Post Office Apartments near completion
NILES — Throughout the past year, one of the most visible constructions underway in downtown Niles has been the Post Office Apartments, at the corner of E. Main and N. Fourth streets.
Four stories now rise up from behind the historical structure in the front, for which the apartments are named in honor of: Post Office Apartments.
“We are basically in the final push toward the finish,” said Sig Strautmanis, of General Capital Group, the developing firm responsible for this new structure, the Berkshire Niles apartments and the renovations at the Four Flags Plaza apartments.
The exterior work is wrapping up, just as the wintery temperatures begin to drop. Now, crews are readying the interiors.
“We are finishing the units. The kitchens are going in. The finished carpentry is happening,” Strautmanis said.
General Capital Group is planning to wrap up construction at the end of January, with residents moving in as early as February.
“We have already started taking leasing applications,” Strautmanis said.
The property will be managed by KMG Prestige, which has been distributing marketing materials and taking applications for the apartments at its office in the Four Flags Plaza Apartments office.
“We have had tons of interest and lots of phone calls,” said Shelly Hopson, of KMG Prestige. “We are processing applications. We have many in process now, and we will have availability. We are encouraging people to come.”
The apartments are currently sight unseen, as the construction crews continue to put the finishing touches in place.
According to Hopson, the one-bedroom units will be available for rent at rates of $314 to $769 per month, and the two-bedroom units will be available for rent at rates of $531 to $887.
“[The rent] depends on income brackets,” she said. “The rent fluctuates.”
The fluctuating rents and downtown location are part of what both Hopson and Strautmanis hope will attract residents to the property.
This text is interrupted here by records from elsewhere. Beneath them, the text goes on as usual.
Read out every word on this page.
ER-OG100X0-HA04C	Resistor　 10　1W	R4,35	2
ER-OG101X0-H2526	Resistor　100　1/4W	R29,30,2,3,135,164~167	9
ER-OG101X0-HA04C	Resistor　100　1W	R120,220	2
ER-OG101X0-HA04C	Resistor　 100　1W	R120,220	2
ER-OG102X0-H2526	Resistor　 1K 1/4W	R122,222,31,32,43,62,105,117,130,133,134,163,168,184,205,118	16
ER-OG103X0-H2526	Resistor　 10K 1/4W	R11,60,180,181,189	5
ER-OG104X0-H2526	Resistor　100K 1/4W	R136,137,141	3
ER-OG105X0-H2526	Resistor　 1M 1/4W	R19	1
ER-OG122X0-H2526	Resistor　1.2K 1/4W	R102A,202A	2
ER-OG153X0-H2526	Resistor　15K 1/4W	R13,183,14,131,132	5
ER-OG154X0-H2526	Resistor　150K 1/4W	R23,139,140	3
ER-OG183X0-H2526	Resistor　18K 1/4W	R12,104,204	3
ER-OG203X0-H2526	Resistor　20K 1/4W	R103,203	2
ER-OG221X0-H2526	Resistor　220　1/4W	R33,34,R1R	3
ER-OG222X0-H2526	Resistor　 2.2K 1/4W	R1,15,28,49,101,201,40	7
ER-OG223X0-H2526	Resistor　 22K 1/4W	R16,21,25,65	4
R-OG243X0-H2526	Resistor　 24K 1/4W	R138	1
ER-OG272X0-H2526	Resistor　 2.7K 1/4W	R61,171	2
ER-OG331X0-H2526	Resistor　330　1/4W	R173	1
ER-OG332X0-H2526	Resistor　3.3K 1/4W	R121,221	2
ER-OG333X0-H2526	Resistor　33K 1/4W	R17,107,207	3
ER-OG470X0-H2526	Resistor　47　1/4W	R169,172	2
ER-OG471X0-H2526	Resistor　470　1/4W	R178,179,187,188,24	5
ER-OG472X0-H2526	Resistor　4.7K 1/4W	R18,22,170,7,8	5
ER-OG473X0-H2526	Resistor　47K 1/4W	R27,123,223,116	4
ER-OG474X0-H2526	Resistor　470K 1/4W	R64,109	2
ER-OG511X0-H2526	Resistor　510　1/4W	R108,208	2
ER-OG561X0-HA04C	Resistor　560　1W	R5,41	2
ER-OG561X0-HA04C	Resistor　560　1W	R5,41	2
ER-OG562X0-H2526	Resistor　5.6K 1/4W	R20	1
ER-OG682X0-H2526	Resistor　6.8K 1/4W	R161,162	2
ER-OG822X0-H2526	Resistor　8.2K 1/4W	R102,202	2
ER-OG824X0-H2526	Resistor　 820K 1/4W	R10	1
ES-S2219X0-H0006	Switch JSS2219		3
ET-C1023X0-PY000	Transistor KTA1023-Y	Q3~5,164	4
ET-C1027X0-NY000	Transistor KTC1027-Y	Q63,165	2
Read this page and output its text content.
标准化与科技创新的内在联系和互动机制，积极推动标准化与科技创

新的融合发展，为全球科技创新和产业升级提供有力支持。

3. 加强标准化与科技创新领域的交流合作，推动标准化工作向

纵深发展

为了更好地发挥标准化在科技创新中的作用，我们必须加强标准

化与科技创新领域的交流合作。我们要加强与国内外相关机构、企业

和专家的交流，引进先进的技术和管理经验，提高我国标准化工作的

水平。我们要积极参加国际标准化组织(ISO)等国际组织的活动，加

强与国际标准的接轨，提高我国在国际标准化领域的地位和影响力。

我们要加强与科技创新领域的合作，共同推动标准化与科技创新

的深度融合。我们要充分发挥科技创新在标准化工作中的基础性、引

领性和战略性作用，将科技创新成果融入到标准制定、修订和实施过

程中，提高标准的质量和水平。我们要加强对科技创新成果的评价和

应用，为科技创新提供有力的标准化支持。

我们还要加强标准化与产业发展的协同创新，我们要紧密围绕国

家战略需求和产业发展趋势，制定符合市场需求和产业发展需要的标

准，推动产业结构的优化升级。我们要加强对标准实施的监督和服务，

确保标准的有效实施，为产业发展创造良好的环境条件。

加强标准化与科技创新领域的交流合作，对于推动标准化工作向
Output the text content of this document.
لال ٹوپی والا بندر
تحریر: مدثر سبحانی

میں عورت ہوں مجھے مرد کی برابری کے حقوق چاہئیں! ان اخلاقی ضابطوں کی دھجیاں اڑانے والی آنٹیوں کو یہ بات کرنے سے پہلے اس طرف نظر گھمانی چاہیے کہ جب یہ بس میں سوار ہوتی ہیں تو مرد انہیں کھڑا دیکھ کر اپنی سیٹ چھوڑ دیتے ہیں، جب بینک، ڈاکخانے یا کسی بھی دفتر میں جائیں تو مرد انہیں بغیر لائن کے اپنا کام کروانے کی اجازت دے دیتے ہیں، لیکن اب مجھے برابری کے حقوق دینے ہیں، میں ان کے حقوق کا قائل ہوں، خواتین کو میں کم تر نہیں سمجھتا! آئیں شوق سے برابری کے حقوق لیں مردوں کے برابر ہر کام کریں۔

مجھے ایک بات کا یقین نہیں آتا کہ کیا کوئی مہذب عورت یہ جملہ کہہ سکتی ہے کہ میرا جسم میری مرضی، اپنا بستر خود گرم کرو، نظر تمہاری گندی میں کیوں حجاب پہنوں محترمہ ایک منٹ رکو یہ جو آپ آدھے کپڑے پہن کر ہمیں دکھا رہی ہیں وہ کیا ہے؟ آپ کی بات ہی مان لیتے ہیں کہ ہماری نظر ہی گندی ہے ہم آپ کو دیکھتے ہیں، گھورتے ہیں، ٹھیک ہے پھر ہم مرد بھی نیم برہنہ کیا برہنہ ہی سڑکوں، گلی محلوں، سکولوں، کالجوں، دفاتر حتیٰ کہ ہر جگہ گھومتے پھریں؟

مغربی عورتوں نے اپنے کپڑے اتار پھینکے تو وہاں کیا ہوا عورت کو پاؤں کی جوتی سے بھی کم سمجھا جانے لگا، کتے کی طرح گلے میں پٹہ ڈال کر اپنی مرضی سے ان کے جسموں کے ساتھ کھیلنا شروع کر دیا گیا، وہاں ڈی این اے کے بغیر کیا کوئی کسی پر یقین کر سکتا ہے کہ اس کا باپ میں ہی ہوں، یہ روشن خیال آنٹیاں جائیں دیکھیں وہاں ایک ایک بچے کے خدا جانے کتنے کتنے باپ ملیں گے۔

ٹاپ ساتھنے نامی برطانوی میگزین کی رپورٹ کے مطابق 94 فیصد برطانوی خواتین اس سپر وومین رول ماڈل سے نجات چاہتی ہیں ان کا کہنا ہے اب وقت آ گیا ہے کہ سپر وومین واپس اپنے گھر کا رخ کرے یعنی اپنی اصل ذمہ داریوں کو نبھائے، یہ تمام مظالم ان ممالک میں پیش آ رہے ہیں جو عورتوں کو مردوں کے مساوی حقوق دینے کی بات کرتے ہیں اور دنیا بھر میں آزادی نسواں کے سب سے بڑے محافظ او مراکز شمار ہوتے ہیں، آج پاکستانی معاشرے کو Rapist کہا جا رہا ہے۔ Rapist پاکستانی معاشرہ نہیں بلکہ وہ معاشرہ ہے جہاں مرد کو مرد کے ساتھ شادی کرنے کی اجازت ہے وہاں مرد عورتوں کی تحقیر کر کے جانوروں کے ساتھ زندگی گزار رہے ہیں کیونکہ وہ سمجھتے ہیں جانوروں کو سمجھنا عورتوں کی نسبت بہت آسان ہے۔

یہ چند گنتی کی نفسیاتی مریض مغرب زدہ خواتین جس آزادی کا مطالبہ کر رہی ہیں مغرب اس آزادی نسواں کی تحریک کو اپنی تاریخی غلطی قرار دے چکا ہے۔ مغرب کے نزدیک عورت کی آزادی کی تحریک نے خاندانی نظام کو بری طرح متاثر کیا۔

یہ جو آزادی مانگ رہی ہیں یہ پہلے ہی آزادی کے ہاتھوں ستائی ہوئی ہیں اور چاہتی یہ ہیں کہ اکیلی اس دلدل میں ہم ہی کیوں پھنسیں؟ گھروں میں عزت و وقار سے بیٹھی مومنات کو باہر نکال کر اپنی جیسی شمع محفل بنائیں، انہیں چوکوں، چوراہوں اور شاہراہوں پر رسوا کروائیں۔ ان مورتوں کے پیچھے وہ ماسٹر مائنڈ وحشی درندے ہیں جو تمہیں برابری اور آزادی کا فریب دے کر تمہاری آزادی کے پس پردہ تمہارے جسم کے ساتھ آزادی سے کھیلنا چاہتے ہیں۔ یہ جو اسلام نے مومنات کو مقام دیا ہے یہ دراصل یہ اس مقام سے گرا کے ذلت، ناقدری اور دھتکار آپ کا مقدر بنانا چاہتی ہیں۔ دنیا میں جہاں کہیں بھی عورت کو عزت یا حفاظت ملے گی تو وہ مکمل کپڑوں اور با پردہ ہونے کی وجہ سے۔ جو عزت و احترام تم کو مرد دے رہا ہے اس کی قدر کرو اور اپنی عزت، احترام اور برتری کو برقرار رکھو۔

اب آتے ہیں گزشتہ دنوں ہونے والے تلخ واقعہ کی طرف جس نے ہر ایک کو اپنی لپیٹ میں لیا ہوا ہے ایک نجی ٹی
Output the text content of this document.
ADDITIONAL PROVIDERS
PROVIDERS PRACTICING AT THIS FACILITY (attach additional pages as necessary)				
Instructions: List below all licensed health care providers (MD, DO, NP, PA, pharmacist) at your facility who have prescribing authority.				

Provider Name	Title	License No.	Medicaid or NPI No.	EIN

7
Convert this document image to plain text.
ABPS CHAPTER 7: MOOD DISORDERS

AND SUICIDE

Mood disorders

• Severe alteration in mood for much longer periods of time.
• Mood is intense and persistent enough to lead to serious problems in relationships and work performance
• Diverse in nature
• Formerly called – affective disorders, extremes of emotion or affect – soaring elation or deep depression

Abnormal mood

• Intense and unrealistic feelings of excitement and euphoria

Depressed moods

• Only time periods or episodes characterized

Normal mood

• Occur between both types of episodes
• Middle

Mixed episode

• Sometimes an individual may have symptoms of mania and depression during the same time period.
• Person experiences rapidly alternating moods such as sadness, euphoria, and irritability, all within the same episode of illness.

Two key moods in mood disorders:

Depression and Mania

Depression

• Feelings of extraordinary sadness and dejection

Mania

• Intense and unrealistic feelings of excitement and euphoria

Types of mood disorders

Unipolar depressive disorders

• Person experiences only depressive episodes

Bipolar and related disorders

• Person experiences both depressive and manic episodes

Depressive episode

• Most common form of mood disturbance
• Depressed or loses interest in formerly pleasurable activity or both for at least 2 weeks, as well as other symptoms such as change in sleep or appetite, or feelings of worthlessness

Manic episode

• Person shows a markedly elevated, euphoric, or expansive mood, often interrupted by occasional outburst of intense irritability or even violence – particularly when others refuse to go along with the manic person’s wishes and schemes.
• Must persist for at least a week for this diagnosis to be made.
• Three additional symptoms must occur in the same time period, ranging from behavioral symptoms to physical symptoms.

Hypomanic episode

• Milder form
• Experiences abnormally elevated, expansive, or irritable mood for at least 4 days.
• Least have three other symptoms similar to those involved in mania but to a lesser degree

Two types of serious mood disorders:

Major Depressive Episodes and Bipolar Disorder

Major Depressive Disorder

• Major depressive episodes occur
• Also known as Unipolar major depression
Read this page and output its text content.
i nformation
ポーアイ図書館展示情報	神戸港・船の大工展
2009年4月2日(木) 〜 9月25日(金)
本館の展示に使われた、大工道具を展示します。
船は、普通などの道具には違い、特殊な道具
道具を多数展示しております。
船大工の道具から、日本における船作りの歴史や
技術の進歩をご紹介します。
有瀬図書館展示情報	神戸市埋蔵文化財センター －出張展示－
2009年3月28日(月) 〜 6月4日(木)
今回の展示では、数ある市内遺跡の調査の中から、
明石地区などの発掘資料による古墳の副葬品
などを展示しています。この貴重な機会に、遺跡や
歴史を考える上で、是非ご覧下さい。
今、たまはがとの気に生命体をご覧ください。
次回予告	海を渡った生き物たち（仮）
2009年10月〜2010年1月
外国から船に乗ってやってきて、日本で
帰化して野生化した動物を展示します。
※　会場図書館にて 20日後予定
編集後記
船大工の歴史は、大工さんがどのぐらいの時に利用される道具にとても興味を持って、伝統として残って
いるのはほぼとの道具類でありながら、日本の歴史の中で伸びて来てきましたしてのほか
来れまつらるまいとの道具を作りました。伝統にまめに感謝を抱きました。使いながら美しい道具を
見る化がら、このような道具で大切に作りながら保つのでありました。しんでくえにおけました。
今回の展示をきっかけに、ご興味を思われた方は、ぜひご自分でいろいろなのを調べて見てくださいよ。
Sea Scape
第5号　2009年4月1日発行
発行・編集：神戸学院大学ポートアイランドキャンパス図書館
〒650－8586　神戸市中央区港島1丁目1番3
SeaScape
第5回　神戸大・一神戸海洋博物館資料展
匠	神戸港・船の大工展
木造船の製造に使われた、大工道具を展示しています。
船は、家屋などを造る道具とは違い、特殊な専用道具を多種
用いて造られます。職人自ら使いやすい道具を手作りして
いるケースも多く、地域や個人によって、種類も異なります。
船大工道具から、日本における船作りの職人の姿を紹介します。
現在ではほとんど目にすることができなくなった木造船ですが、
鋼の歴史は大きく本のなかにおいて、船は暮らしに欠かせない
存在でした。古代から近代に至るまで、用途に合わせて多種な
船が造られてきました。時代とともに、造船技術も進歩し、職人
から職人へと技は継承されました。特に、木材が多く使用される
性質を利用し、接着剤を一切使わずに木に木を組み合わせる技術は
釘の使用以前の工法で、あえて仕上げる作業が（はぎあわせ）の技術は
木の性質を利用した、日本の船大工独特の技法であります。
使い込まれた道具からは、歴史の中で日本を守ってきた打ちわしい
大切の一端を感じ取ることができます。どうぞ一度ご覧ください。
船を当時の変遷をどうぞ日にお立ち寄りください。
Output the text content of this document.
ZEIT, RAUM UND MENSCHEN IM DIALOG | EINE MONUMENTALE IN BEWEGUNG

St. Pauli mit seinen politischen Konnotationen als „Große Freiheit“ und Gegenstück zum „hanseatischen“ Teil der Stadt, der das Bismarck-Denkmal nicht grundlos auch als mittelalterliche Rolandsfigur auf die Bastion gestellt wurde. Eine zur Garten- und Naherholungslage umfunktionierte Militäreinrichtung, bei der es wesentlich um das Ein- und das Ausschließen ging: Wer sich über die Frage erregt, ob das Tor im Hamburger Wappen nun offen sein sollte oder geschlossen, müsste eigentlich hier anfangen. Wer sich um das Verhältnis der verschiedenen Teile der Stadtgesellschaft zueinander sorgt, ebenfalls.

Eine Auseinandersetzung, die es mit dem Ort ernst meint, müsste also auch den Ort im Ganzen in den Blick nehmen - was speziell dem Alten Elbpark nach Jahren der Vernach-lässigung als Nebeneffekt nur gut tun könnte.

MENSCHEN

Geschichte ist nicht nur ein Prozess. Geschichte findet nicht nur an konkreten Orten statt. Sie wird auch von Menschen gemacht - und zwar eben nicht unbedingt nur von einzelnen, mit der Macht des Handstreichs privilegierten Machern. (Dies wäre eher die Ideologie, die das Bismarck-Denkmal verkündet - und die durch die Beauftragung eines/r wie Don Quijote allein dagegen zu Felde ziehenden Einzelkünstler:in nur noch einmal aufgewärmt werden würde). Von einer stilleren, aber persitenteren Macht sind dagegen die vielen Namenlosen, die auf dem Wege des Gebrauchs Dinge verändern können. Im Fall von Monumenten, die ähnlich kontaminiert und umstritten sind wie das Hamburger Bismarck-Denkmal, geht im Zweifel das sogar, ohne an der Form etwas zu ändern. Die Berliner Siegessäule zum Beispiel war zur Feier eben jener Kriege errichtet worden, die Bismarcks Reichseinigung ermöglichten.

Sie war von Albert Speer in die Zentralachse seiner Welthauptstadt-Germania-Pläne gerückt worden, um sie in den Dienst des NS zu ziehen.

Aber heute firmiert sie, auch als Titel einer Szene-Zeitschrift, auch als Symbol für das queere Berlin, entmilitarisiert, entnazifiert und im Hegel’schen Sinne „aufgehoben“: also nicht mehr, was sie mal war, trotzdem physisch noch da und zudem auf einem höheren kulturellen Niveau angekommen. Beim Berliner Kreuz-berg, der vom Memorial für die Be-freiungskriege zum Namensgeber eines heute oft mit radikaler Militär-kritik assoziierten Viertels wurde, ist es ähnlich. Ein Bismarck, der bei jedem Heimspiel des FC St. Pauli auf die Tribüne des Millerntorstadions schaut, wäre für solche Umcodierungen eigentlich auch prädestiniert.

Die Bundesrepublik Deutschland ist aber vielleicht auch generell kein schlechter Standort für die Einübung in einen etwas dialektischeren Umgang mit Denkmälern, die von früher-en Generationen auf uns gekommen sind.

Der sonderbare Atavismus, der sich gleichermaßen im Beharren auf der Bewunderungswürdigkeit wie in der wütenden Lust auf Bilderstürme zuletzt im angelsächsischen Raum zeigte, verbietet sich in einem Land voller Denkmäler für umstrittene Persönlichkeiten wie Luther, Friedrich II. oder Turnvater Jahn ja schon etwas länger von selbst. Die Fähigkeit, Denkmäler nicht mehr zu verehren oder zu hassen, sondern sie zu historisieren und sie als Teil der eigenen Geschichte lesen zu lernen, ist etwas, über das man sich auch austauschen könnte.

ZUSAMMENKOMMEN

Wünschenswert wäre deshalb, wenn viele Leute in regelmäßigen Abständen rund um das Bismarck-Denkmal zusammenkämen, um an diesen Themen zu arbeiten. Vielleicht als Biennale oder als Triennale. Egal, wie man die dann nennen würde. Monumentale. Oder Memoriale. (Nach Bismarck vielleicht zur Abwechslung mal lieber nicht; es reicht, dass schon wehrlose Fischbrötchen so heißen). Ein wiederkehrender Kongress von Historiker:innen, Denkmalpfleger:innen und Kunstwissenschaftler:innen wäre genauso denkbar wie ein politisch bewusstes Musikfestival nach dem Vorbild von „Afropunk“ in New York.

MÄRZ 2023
“We consider this a workforce housing development,” Strautmanis said. “The demographic we target is the middle market. There’s a real need for middle market, affordable housing. This could be somebody who is starting off in a job, someone in a nonprofit or a frontline worker. This is intended for people who just maybe income constrained, but will need to pay their own rent.”
As the apartments have continued construction through the COVID-19 pandemic, Strautmanis counted the site lucky as one that was not touched by the virus — aside from a couple clarifications on if the work was allowed to continue under shutdown mandates.
“We’ve been doing all the safety protocols we can,” he said.
The construction process has been particularly interesting to Strautmanis due to the historical nature of the original Post Office building.
“The Post Office is the cornerstone feature of the whole project,” he said. “There’s going to be some beautiful spaces in the post office itself. The lower level of the post office will have community rooms and stuff like that.”
General Capital Group worked with the Michigan State Historic Preservation Office to ensure the integration of the new and old construction was done well.
“The cornice line across the post office, the little touches with the color of the brick being similar,” Strautmanis listed. “The little features that may not be obvious initially, they were done deliberately to make it all work together.”
Another feature Strautmanis was excited about was preserving some of the plaster arches that were discovered above the lobby’s ceiling. A suspended ceiling had been installed over the original construction. Some of the supports had actually been put into the original plaster arches.
“We left exposed some of the original volume of the space,” Strautmanis said. “We were trying to figure out how some of the original, historic pieces could show the story of the building.”
In the process of learning about the historic preservation and marrying the new construction with it, Strautmanis hoped to show the group’s intentions with the space.
“I feel like it’s respectful to the original Post Office,” he said. “We tried to preserve the historic, but make it contemporary.”